La création de ces nouvelles variétés passe par un accès à la plus large diversité génétique possible, dont le brassage va permettre d’obtenir de nouvelles variétés aux performances supérieures.
Le travail des sélectionneurs, créateurs de variétés, consiste ensuite à maîtriser une large panoplie de technologies, pour étudier un nombre de combinaisons en croissance exponentielle, et à identifier les variétés les plus prometteuses.
Vient ensuite la production au champ auprès d’agriculteurs et la mise en place d’un process industriel qui permettra d’obtenir des semences certifiées prêtes à être commercialisées.
Pouvez-vous nous présenter Limagrain et nous expliquer en quoi l’international est une dimension capitale à prendre en compte dans son développement ?
Premier semencier français et 4ème mondial, Limagrain est un groupe agricole coopératif international.
La mission que nous nous sommes assignée vise à faire progresser l’agriculture en créant des semences plus performantes, afin de répondre tout à la fois à l’évolution des besoins des agriculteurs, aux contraintes environnementales et plus généralement aux attentes de la société.
À travers sa maison-mère coopérative, ce sont des agriculteurs qui dirigent Limagrain, ce qui permet d’évoluer dans une logique de long terme, d’avoir des orientations stratégiques stables et un très fort réinvestissement des bénéfices dans l’entreprise.
Notre groupe compte des filiales dans 55 pays et rassemble 10 000 salariés, dont environ 8 000 pour les activités semences.
Nous contribuons à la révolution technologique en cours dans l’agriculture par notre investissement régulier en recherche et développement qui avoisine 15% de notre CA.
En outre, il faut noter que Limagrain est le plus important des semenciers n’ayant pas d’activité agrochimique : le pure player n°1 !
Quant à l’international, son importance capitale se reflète dans la répartition de notre CA, dont seulement 20% est réalisé en France.
L’international constitue donc bien un paramètre-clé de vos activités…
Indéniablement. Les activités semences et les politiques mises en oeuvre doivent être considérées à l’échelle de grandes zones géographiques et de groupes économiques qui dépassent la notion de pays.
Si l’on veut se placer d’emblée sur le terrain géopolitique, il est indispensable de bien mesurer l’importance des enjeux en matière alimentaire.
À l’horizon 2030, il va falloir nourrir 8,5 milliards d’êtres humains.
Si l’on se projette en 2050, il faudra accroître la production actuelle de 70% pour satisfaire les besoins de 10 milliards d’habitants de notre planète.

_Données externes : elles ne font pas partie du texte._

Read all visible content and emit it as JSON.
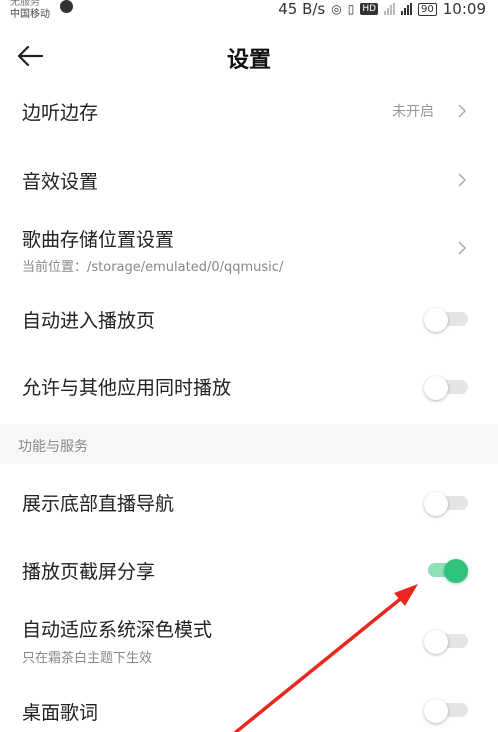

Une planète dont les ressources sont limitées et les terres agricoles non-extensibles à l’infini.
On voit donc bien là l’ampleur du défi ! Il faut tout à la fois produire plus et produire mieux.
Dans ce contexte, quels sont les vecteurs de progrès dont dispose l’agriculture ?
On peut en distinguer quatre principaux : l’amélioration de la mécanisation ; l’emploi des fertilisants ; la protection des plantes ; et surtout, l’accès à des semences de qualité.
En ce sens, l’amélioration des variétés cultivées et la qualité de leurs semences s’imposent comme un réel vecteur d’innovation.
Comment évolue le domaine des semences au niveau mondial ?
Le secteur est engagé dans une mutation à grande vitesse.
L’agrochimie est le secteur déterminant dans cette reconfiguration et il entraîne le secteur de la semence par la présence des deux activités au sein des leaders mondiaux.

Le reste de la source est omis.